Driver pay continues to increase at levels above the inflation rate, according to The National Survey of Driver Wages – and it’s about time, says David Goodson, president of SignPost Inc., which published the quarterly survey.

“I think the driver shortage is the only thing that is going to get driver wages up to the level they need to be,” Goodson says. “When I got into the business in 1980, some drivers were getting 25 cents per mile. When I started doing the survey 15 years later, drivers were still getting 25 cents per mile. If it had kept up with inflation, we would see driver wages at 40 to 45 cents per mile.”

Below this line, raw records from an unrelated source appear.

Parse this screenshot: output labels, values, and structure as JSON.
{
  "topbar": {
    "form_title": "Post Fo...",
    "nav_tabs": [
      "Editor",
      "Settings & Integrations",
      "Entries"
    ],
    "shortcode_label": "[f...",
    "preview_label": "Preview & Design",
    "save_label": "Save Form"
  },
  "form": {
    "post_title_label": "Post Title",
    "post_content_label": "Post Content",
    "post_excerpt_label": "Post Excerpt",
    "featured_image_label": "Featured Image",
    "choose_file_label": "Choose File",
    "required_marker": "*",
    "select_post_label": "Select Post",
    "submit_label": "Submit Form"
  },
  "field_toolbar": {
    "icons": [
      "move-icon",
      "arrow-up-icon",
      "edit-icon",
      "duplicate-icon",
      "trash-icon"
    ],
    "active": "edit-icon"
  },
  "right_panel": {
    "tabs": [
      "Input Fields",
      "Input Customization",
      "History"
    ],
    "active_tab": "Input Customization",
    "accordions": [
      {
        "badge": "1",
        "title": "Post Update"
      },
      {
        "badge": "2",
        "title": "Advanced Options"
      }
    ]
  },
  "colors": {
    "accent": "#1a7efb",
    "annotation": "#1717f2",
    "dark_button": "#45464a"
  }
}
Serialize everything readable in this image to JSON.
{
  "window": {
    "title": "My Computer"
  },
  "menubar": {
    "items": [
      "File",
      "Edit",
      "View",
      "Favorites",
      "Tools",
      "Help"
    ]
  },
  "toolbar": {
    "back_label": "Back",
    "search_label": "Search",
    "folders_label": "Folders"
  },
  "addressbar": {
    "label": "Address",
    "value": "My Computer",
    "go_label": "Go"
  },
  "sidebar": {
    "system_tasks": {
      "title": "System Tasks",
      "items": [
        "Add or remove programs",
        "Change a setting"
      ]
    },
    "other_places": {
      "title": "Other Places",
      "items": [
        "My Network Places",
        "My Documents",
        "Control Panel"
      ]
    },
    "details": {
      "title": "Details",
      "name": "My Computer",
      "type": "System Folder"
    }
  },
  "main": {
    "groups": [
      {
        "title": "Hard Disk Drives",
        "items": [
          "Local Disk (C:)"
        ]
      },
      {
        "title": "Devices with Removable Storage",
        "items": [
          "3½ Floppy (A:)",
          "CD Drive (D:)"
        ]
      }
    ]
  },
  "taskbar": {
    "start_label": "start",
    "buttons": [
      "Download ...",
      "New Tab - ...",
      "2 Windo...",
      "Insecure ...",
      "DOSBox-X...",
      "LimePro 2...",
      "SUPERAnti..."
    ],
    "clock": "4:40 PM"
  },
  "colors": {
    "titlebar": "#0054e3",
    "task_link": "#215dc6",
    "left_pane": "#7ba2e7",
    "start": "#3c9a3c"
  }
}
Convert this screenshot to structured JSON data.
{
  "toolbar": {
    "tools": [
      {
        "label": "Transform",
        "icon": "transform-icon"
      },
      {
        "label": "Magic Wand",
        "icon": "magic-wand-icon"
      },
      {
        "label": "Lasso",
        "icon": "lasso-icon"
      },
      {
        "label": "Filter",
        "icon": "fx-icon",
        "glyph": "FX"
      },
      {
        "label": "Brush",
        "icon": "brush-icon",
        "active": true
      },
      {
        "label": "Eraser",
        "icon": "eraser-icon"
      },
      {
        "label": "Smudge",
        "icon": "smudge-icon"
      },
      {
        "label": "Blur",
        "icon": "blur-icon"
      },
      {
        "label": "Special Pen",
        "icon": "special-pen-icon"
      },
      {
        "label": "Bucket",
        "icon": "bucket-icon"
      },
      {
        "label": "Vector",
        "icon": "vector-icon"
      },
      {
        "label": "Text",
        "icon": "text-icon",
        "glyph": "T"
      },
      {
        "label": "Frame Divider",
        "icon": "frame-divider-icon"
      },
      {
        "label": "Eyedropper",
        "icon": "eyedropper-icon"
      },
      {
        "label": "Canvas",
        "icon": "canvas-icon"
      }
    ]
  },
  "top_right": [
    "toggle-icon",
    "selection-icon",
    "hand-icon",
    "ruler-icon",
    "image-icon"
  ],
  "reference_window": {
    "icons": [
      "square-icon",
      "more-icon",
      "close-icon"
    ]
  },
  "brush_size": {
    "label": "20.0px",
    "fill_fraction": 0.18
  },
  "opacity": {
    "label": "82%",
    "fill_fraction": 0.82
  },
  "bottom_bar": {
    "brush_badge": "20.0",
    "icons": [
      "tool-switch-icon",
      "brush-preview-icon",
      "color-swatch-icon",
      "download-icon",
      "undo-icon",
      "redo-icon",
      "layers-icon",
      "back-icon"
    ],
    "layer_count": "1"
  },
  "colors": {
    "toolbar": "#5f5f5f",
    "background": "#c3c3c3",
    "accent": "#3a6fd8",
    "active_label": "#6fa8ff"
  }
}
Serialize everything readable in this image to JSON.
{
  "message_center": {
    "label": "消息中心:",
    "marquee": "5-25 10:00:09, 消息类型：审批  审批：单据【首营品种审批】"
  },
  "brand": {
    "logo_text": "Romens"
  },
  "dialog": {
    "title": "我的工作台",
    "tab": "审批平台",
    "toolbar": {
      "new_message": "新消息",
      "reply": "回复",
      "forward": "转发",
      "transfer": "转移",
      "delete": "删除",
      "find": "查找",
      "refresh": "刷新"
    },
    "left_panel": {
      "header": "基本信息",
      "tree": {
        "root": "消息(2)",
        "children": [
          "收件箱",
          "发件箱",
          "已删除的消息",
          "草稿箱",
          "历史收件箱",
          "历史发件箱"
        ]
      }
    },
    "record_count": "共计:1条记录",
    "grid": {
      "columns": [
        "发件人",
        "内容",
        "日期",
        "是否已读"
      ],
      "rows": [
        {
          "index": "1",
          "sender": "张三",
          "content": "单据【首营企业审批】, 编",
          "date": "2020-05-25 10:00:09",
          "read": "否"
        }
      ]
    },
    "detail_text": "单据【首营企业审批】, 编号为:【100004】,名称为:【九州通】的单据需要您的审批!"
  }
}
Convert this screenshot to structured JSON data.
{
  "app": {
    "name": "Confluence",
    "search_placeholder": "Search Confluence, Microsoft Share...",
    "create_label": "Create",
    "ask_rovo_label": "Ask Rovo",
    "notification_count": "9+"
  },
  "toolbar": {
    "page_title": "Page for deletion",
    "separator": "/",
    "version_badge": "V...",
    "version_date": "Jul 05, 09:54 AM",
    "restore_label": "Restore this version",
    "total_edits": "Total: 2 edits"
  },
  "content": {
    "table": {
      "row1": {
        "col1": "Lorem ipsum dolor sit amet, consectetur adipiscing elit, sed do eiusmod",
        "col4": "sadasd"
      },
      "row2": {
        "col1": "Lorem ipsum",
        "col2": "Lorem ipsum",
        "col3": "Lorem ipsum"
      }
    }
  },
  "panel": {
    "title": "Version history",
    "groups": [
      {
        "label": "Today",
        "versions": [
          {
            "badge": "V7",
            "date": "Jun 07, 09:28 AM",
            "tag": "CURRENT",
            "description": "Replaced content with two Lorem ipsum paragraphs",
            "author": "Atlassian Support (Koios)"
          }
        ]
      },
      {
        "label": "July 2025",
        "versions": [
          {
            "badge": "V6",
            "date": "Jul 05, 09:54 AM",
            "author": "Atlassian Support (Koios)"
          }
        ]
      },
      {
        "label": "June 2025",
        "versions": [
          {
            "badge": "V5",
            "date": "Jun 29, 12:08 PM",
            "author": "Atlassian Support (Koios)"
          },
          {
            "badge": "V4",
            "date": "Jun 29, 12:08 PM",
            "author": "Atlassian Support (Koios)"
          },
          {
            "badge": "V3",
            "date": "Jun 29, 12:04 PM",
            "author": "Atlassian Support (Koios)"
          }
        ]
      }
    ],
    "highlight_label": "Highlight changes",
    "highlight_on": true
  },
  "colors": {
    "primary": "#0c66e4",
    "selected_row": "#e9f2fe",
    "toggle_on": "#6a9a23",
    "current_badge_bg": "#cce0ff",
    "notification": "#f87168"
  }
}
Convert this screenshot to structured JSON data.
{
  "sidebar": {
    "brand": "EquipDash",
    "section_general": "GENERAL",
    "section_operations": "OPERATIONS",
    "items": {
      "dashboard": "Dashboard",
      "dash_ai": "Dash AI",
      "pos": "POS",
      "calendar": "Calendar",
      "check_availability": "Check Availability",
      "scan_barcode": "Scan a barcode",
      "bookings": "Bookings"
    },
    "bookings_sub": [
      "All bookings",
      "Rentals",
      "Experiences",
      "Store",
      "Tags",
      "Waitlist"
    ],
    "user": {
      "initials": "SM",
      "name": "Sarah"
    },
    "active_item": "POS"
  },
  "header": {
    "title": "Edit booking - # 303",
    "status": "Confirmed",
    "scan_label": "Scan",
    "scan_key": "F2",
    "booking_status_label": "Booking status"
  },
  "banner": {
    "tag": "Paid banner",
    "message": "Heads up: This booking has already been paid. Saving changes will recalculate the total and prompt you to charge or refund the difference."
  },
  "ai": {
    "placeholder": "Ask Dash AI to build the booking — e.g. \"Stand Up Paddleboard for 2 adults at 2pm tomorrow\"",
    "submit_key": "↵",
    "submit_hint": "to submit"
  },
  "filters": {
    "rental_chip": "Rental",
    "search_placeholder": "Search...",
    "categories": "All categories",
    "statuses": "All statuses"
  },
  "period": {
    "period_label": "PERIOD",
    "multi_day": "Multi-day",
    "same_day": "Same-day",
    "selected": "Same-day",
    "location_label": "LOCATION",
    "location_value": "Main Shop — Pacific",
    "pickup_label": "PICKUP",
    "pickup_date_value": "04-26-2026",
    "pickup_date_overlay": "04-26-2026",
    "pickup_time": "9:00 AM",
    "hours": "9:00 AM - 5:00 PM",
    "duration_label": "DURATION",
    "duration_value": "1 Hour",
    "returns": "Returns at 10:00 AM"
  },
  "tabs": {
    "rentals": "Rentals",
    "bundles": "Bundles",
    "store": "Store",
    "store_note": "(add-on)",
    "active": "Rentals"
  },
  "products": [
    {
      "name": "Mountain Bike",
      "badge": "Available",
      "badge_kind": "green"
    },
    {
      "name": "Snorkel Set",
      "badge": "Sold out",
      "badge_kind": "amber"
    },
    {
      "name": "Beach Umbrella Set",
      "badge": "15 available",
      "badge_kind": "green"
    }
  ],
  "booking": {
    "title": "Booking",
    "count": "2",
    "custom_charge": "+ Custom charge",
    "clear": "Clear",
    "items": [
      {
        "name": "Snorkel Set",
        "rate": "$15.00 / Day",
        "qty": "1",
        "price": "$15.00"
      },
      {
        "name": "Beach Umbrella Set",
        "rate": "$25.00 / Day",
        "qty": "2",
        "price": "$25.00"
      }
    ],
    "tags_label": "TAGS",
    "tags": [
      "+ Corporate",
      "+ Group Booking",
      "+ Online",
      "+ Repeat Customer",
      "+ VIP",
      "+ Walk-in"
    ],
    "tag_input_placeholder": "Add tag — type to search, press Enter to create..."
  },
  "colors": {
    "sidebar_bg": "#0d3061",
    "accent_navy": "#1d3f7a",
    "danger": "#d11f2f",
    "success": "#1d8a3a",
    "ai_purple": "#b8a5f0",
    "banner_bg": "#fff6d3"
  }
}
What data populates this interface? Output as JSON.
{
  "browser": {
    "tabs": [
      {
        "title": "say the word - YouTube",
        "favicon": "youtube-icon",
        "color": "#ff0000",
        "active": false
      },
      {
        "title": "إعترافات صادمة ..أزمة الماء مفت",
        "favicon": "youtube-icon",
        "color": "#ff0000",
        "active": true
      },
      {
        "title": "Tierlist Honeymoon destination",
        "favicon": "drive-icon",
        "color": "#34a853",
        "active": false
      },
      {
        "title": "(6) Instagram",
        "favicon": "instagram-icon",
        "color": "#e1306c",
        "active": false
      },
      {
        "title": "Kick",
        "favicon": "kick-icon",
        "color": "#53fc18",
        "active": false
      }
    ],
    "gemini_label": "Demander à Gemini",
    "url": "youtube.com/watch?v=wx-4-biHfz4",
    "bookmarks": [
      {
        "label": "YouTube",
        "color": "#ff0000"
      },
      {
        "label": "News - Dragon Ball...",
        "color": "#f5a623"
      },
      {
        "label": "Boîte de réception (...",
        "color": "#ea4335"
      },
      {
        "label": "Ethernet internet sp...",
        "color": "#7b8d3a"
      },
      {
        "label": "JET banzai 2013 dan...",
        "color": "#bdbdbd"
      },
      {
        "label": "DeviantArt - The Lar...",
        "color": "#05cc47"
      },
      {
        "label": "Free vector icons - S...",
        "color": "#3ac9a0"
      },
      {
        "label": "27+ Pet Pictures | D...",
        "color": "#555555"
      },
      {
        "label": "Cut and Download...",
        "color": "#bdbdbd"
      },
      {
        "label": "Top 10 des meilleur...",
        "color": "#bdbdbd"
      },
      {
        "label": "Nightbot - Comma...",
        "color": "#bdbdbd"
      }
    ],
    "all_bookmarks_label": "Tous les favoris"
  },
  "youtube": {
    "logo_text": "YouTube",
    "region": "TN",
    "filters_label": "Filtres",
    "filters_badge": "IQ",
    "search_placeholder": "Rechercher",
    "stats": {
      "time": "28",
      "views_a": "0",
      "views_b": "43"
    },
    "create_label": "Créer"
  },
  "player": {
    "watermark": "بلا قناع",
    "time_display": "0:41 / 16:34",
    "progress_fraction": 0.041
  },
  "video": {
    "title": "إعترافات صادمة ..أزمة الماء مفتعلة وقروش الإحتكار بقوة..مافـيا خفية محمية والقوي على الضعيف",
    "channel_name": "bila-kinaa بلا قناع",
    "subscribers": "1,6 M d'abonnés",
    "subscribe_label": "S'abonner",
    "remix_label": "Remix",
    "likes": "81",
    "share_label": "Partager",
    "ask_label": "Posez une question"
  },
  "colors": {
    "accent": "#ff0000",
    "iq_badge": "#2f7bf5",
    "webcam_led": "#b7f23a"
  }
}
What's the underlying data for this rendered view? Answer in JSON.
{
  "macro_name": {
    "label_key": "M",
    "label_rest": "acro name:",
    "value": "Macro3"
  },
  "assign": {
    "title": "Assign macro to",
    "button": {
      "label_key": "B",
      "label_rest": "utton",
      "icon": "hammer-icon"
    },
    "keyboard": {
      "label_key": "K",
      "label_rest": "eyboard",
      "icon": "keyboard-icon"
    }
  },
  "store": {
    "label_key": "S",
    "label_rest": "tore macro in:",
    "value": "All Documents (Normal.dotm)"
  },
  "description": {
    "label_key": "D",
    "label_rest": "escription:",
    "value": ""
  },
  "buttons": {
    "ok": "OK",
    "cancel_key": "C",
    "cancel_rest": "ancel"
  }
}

Compared to 1997, driver wages in 1998 rose an average of 4.7% for drivers with three years of experience, Goodson says. Refrigerated drivers’ wages rose 3.7%, dry van 4.3%, and flatbed 8% among the more than 400 carriers tracked in the survey. In the last two quarters alone, Goodson says, 45% of the carriers surveyed made major changes.
“We’ve been tracking this data for the last three years, and we’ve seen a pretty consistent upward increase in wage rates of between 4% to 5% a year,” Goodson says. “I think you’re going to see this continue through next year and into the foreseeable future. I don’t think this is going to stop until basic wage rates are well into the 30 cents a mile range.”
SignPost’s Motor Carrier Wage Index, based on input from 64 of the country’s biggest truckload carriers, sets the average starting pay for experienced (3 years or more) drivers at 29.2 cents a mile, up 7.1% from early 1997. Dry van carriers averaged 29.6 cents, up 7.1%. Refrigerated carriers averaged 28.3 cents, up 7.3%. Flatbed carriers averaged 29.7%, up 10.1% from two years ago.